Joachim Ludwig Schultheiss von Unfriedt

Joachim Ludwig Schultheiss von Unfriedt (variations include Schultheiss von Unfried) (1678 – 10 June 1753) was a German Baroque architect, official, and councillor most active in Königsberg and throughout East Prussia.


Possibly born in Altruppin, Brandenburg, Schultheiss was the son of Joachim Scultetus von Unfried, a privy councilor of Frederick William I, Elector of Brandenburg.[1] He began studying at the University of Frankfurt (Oder) on 23 August 1689[1] and continued his studies in Italy and France. He became Royal Prussian Engineer and Building Master (Kgl. Preuß. Ingenieur und Baumeister) in Königsberg on 9 January 1702.[2] Schultheiss oversaw the transfer of material from the declining castle in Fischhausen to the fortifications of Pillau until 1705.[3] He was then named Building Director (Baudirektor) on 11 June 1705.[2]

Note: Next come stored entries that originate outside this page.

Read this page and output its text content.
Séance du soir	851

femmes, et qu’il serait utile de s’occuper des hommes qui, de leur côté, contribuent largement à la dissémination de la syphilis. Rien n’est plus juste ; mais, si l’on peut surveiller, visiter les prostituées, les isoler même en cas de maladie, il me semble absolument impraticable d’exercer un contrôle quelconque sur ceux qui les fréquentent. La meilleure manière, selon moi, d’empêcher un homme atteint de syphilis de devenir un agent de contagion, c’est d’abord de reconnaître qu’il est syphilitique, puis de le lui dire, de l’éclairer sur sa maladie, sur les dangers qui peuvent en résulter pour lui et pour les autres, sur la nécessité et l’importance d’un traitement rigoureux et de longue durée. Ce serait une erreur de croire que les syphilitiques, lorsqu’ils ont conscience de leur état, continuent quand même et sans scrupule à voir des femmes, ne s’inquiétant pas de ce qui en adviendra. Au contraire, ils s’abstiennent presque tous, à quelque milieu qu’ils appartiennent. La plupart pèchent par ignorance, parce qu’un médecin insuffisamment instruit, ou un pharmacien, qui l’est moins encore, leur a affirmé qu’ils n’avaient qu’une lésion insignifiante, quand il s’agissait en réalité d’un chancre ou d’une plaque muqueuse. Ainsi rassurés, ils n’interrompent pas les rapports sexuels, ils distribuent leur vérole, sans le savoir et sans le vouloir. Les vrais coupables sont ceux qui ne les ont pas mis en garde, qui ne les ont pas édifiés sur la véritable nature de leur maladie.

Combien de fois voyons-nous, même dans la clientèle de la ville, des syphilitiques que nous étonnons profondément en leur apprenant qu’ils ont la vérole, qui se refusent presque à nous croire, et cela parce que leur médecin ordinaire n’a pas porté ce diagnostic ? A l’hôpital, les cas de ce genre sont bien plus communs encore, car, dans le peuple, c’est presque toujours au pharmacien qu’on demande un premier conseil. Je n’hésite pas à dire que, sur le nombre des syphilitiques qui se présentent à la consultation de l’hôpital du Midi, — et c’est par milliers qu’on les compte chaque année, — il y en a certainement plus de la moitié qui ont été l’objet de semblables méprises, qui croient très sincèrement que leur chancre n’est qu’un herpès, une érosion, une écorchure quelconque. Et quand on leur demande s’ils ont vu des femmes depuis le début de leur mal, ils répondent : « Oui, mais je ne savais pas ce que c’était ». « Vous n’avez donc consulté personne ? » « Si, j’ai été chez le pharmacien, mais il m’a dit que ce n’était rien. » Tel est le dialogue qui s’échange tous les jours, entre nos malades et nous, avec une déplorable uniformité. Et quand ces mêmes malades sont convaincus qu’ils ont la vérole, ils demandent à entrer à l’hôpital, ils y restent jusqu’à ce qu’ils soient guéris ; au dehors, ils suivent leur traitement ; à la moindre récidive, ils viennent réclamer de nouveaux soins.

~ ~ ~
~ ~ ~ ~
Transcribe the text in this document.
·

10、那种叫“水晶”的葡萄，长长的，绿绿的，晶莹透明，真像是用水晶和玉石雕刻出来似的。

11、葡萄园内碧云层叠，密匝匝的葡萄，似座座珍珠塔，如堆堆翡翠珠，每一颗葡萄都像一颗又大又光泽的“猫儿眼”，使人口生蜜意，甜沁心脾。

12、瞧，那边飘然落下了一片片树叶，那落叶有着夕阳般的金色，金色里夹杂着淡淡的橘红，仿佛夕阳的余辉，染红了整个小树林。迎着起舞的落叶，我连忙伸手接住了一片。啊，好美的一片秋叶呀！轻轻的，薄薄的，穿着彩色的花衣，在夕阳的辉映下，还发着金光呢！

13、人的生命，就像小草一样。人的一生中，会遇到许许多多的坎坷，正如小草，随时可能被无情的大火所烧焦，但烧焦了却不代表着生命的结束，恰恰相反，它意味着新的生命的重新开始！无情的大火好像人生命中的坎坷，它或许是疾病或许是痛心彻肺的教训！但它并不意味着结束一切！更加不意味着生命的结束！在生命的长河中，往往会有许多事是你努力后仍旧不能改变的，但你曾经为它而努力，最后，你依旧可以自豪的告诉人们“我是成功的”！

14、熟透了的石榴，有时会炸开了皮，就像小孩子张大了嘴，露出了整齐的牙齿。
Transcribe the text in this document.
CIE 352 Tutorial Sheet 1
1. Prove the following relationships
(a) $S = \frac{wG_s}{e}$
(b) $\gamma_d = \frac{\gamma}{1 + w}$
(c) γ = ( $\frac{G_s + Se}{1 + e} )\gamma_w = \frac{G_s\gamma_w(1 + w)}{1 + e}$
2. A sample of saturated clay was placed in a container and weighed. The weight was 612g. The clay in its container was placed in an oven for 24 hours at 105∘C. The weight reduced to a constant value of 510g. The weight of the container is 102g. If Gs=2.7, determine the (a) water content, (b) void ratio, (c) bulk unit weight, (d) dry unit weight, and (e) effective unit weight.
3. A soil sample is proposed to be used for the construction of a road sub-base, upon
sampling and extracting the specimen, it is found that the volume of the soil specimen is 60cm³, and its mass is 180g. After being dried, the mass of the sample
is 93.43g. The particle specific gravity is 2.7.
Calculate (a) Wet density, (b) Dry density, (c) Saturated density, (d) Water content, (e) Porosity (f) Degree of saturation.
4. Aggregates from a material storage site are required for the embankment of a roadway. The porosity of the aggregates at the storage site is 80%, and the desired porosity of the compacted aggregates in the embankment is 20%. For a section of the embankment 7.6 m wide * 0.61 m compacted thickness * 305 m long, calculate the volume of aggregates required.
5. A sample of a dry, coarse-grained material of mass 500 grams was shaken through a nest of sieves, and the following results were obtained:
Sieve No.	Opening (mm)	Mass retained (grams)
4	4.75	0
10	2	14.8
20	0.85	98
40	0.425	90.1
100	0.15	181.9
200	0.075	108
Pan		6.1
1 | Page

From 1705-13 Schultheiss focused on renovating Königsberg Castle, especially an east wing which was alternately referred to as the Friedrichsbau, the Unfriedbau, and the Unfriedflügel.[4] From 1705-10 he worked on the galleries, royal lodge, and pulpit-altar of the Schlosskirche, the church connected to the castle. Schultheiss designed the Royal Orphanage in Sackheim (1703–05), Tragheim Church (1708–10), and the Brauerhaus in Löbenicht.[5] From 1704-05, along with Jean Baptiste Broebes and Johann Caspar Hindersin, he also aided in the transition of the manor house in Schlobitten into a palace of the Dohna family.[6] In 1708 he renovated the church of Kaukehmen.[7]

After the coronation of King Frederick William I of Prussia in 1713, Schultheiss took the position of building director in Berlin.[1] He returned to Königsberg after taking the position of building director for the Oberland district on 18 January 1721.[1] The king, who was focused on the recovery of East Prussia after the great plague of 1708-11, tasked Schultheiss with designing the new towns built in the province. He became the most important architectural official in East Prussia and a member of the Kriegs- und Domänenkammer after the king's reorganization of government in 1723.[2]

Schultheiss designed or altered the layouts of numerous East Prussian towns, including Stallupönen (1722);[8] Darkehmen and its 13 morgen market square (1723);[9] Ragnit's old town (1723);[10] Gumbinnen's old town (1724), new town (1727), and town hall (1727);[11] Schirwindt and its market square (ca. 1725);[12] and Pillkallen (ca. 1725).[13] Ca. 1730 he possibly worked on the family grave of Friedrich von der Groeben at the church of Groß Schwansfeld.[14] From 1731-32 he oversaw the rebuilding of the church in Drygallen.[15] Schultheiss designed the Neustädter Reformierte Kirche in Gumbinnen from 1736-39.[11]

In his second period in Königsberg, Schultheiss designed the incomplete Garnisonkirche (garrison church) of the Königsgarten (1731) and the French Reformed Church (1733–36) on Königstraße.[4] He died in Königsberg.